I bear no grudge against the chief executive and chairman of that trust. They were operating within the parameters that the NHS had set them. But I do bear a grudge against a system which for two and a half years made them feel that they could not issue an apology to my constituent. Echoing some of the comments made by hon. Members on both sides of the Chamber this afternoon, I question some of the legal advice that the NHS receives from its lawyers, which seems pretty poor.

My constituent’s lawyers are in negotiation with the NHS for a cash settlement. It is not a huge settlement—well below the £20,000 being discussed today. She wants £10,000; the NHS is offering £5,000. This has gone back and forth between solicitors for a year and a half, with the NHS quibbling over £5,000 after a devastating ombudsman’s report. If the Bill addresses such inequities, it is a step in the right direction.

When I raised the matter with the then Minister, the right hon. Member for Liverpool, Wavertree (Jane Kennedy), I received a wonderful compassionate response from her. At the bottom of her letter there was a handwritten note passing on her condolences and apologies to my constituent, which was gratefully received. I am sure the Minister of State, the hon. Member for Leigh (Andy Burnham) will do as good a job as his predecessor.
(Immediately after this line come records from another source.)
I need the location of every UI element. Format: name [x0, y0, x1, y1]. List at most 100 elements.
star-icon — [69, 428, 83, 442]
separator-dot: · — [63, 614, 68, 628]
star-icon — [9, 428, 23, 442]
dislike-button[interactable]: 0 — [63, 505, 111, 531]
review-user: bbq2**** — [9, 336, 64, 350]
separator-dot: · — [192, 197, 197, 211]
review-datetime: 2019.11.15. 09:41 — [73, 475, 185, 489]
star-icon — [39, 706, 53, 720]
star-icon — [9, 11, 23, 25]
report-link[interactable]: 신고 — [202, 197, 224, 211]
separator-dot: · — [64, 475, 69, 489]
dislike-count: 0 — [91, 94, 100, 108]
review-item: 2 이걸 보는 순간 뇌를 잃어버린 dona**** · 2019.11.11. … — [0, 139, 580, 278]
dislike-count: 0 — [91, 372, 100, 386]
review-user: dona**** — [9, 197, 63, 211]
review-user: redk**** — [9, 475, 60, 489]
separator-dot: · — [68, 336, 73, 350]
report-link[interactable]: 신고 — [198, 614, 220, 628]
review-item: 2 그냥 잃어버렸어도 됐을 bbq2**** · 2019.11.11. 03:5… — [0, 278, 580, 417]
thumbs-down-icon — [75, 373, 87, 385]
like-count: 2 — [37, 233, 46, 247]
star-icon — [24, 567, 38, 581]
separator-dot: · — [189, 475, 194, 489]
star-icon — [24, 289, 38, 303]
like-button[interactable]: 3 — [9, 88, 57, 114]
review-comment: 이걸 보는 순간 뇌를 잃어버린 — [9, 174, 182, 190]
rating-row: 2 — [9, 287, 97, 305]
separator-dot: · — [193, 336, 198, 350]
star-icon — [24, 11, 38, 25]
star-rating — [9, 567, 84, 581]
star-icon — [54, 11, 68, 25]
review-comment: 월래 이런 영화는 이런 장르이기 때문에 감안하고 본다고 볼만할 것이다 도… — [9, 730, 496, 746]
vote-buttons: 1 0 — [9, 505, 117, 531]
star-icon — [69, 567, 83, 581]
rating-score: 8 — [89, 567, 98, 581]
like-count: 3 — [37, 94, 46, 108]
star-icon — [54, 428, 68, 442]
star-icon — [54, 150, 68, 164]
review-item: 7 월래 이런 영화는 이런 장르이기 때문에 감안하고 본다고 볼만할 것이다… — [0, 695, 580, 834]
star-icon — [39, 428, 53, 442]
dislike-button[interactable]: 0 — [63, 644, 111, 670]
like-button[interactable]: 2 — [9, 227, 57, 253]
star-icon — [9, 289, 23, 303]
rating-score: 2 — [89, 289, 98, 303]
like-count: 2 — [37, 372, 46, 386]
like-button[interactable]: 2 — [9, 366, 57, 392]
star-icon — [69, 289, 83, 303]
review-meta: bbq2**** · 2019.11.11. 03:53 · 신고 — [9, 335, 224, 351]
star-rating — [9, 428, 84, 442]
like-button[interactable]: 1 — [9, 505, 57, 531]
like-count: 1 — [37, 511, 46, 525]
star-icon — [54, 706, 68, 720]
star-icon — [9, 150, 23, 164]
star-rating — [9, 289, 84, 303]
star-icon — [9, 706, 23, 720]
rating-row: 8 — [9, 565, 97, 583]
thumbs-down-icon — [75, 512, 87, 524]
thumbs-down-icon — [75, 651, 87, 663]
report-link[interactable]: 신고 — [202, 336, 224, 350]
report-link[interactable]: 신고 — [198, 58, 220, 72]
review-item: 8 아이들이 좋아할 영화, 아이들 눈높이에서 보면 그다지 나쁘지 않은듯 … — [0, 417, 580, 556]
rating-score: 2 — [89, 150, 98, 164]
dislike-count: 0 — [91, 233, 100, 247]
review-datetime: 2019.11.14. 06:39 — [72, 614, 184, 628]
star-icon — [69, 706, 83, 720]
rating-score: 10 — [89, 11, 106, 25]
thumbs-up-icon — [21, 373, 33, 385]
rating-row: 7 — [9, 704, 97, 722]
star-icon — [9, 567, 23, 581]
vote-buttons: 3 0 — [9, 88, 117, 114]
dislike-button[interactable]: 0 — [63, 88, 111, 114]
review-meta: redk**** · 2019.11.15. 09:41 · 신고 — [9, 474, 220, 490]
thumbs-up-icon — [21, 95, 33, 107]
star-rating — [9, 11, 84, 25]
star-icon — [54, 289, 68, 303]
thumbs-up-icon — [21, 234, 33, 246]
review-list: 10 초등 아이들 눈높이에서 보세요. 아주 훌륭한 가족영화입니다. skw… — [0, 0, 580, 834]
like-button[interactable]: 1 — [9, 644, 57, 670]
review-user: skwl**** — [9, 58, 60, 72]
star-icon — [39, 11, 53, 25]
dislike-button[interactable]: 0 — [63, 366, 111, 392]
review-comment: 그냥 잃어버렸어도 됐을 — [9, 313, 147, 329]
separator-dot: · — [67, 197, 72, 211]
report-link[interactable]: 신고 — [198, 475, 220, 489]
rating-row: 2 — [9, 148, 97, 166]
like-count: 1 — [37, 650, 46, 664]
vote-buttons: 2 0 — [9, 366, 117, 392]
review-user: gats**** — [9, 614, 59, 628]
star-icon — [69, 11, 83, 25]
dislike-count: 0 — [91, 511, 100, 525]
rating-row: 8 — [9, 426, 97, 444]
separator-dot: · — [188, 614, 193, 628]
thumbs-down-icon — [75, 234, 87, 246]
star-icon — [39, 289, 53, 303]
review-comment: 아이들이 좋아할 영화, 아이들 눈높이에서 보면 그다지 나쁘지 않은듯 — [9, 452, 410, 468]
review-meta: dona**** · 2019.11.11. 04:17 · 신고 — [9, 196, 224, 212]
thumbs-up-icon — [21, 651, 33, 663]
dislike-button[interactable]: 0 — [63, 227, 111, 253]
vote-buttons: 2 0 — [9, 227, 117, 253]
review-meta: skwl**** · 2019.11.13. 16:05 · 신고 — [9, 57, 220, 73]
In this case she was outstanding, and a credit to her profession as a politician.

My one concern about the Bill is that my constituent’s faith in the NHS is shot to pieces. She does not believe that she has been treated fairly. If it was suggested to her that a new system was in place to ensure that she received fair recompense and that there would be an investigation by the NHS to make sure that the mistakes were not repeated, she would not attach much credit to those promises. She believes that the NHS is ultimately self-serving—I am sure that it is not—that it will seek to protect itself, and that the Bill probably would not go far enough to change that.

I hope the Minister will give serious thought to ensuring that the process for helping patients and those who have lost loved ones who bring a claim against the NHS is transparent and, most importantly, impartial. The redress scheme must be the patients’ champion and the champion of the bereaved, not just another arm of the NHS which is perceived, perhaps wrongly, as existing to protect the status quo.

6.4 pm

Barbara Keeley (Worsley) (Lab): As colleagues and Opposition Members have done, I welcome to his new role the Minister of State, my hon. Friend and neighbour the Member for Leigh (Andy Burnham). I am sure that he will do a great job.